Alavantu? Anarriê!: pandemia e as festas juninas no Rio

Quem é morador dos subúrbios da cidade vai entender o que representam as festas típicas deste mês

Por O Dia

As apresentações magníficas de quadrilhas que rodam cidades pelo estado levam por aí seus figurinos coloridos e coreografias espetaculares
As apresentações magníficas de quadrilhas que rodam cidades pelo estado levam por aí seus figurinos coloridos e coreografias espetaculares -
Rio - Praça Santa Emiliana, IAPI da Penha. Minhas lembranças da infância nos anos 1990 me levam até a praça movimentada no mês de junho. Ônibus estacionados nas ruas paralelas, as quadras tomadas de barracas e pessoas para assistirem as apresentações das quadrilhas.

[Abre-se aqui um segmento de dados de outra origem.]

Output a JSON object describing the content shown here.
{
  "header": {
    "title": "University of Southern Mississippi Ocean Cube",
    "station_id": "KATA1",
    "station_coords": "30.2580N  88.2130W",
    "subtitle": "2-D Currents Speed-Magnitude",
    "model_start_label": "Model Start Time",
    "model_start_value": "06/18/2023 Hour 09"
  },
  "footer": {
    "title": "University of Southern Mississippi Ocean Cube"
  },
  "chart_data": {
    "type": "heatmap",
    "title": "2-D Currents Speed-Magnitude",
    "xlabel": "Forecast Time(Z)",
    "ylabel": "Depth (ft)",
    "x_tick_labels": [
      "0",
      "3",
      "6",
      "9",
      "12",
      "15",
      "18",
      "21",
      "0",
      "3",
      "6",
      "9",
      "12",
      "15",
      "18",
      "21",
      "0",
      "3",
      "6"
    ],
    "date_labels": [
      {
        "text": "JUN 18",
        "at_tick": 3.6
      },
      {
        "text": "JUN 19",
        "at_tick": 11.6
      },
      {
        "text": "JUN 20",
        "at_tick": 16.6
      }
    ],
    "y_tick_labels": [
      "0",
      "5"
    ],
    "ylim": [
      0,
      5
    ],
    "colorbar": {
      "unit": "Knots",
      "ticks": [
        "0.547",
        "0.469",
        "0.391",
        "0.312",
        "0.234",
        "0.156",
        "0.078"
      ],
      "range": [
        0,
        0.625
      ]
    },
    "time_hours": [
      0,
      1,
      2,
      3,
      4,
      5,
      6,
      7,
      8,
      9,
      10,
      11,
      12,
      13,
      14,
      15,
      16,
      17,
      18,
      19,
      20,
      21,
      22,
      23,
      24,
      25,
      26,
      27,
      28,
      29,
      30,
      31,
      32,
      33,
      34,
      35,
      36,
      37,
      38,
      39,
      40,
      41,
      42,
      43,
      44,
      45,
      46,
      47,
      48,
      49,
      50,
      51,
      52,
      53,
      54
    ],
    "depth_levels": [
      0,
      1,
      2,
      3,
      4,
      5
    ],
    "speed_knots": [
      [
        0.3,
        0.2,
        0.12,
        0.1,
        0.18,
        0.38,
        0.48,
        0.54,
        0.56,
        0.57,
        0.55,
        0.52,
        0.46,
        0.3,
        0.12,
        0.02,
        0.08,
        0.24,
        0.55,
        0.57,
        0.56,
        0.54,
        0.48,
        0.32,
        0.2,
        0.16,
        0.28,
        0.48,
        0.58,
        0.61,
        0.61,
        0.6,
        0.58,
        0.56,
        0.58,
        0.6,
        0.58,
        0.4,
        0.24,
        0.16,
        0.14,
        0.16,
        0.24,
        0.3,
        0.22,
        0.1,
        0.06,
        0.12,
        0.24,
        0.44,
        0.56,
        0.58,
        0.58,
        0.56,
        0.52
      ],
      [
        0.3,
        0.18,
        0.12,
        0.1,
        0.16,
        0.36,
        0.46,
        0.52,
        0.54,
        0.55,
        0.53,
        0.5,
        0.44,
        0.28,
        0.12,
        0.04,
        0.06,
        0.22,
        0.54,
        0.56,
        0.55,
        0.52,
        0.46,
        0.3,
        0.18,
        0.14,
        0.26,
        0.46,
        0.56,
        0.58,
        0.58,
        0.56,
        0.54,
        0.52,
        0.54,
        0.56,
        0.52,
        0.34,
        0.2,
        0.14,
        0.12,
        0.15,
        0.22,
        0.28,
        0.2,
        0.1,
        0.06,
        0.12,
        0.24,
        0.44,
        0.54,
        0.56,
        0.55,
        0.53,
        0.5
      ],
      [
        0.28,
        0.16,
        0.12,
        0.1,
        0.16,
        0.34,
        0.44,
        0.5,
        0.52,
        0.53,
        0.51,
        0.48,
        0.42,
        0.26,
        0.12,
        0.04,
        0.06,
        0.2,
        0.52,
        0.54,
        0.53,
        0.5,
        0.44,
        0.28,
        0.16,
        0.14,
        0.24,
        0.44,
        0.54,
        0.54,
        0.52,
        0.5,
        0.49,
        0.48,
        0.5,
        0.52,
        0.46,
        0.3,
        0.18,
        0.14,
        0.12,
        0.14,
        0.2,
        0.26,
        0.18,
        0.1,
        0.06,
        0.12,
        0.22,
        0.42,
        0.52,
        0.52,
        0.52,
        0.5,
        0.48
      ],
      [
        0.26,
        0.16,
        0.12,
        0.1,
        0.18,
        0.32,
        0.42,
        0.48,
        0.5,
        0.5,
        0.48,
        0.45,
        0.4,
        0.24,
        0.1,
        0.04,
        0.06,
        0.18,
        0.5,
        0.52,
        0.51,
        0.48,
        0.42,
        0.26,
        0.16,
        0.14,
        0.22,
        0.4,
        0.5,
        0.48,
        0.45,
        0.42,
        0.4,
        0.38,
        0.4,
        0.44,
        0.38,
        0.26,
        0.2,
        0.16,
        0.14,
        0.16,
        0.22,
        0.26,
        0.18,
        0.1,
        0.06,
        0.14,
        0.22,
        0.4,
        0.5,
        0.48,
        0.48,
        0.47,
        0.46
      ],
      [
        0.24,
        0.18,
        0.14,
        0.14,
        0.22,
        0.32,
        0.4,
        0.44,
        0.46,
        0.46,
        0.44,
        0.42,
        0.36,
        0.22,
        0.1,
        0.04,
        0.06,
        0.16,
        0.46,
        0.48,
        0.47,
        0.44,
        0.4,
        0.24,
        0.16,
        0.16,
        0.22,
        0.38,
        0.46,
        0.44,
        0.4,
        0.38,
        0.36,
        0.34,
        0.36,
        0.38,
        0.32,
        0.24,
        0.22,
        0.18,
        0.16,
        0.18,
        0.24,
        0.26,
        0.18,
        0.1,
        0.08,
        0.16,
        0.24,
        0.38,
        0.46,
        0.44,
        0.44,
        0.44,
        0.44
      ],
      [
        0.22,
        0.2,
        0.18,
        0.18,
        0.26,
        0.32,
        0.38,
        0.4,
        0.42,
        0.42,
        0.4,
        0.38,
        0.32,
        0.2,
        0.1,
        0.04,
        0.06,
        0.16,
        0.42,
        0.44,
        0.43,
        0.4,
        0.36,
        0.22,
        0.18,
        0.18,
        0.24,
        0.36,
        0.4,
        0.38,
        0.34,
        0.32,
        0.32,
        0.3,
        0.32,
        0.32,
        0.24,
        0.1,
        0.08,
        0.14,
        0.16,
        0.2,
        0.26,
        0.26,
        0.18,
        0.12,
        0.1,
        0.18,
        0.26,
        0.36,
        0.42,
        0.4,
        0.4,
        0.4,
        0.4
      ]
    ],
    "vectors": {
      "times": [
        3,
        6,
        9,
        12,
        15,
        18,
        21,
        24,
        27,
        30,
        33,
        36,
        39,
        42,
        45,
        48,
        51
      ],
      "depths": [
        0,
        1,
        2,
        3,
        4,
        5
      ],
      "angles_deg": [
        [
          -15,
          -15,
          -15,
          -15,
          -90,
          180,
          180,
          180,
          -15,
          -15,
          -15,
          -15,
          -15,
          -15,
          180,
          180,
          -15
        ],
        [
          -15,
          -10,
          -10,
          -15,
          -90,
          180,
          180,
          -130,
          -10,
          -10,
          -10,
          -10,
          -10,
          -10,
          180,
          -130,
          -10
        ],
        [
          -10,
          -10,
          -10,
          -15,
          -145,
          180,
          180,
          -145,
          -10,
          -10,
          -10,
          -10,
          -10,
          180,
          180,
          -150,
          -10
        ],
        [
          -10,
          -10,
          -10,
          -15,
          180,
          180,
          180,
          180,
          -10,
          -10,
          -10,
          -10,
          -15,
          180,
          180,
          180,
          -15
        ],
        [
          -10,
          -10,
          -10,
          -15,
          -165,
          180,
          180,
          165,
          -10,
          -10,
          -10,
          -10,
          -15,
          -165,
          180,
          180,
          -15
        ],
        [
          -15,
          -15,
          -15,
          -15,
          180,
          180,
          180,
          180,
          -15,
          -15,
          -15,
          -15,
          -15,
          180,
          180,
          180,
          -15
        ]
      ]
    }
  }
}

Quem é morador dos subúrbios do Rio vai entender o que representam as festas juninas. Particularmente, penso ser um período que deveria receber a mesma atenção do poder público que o Carnaval.

As apresentações magníficas de quadrilhas que rodam cidades pelo estado levam por aí seus figurinos coloridos e coreografias espetaculares.

As festas, como conhecemos, remontam os antigos salões das realezas europeias e seus passos. As expressões que chegaram até nós vieram, por exemplo, da França e foram abrasileiradas: "anarriê" vem do francês "an arrière" (para trás); "alavantu" significa "en avant, tout" (para frente, todos).
Completam as celebrações as comemorações aos santos populares deste mês: Santo Antônio (13), São João (24) e São Pedro (29). E já até tem a adaptação para outras vertentes cristãs: as "festas do milho" são promovidas em arraiás feitas em igrejas evangélicas. Quem não gosta de um milho verde cozido, paçoca, pé de moleque e de outras comidas típicas da época, não é?

Ah! Claro, não podemos esquecer das fogueiras, o principal símbolo desta celebração. Nos candomblés, acendem para Xangô, o Orixá da Justiça.

Em um cenário de pandemia, como faremos nossas festas juninas? Ou melhor: será que faremos? Por enquanto, o importante é cuidar da saúde e salvar vidas. Quando isso passar, precisamos pensar na importância dessa data para a cultura carioca.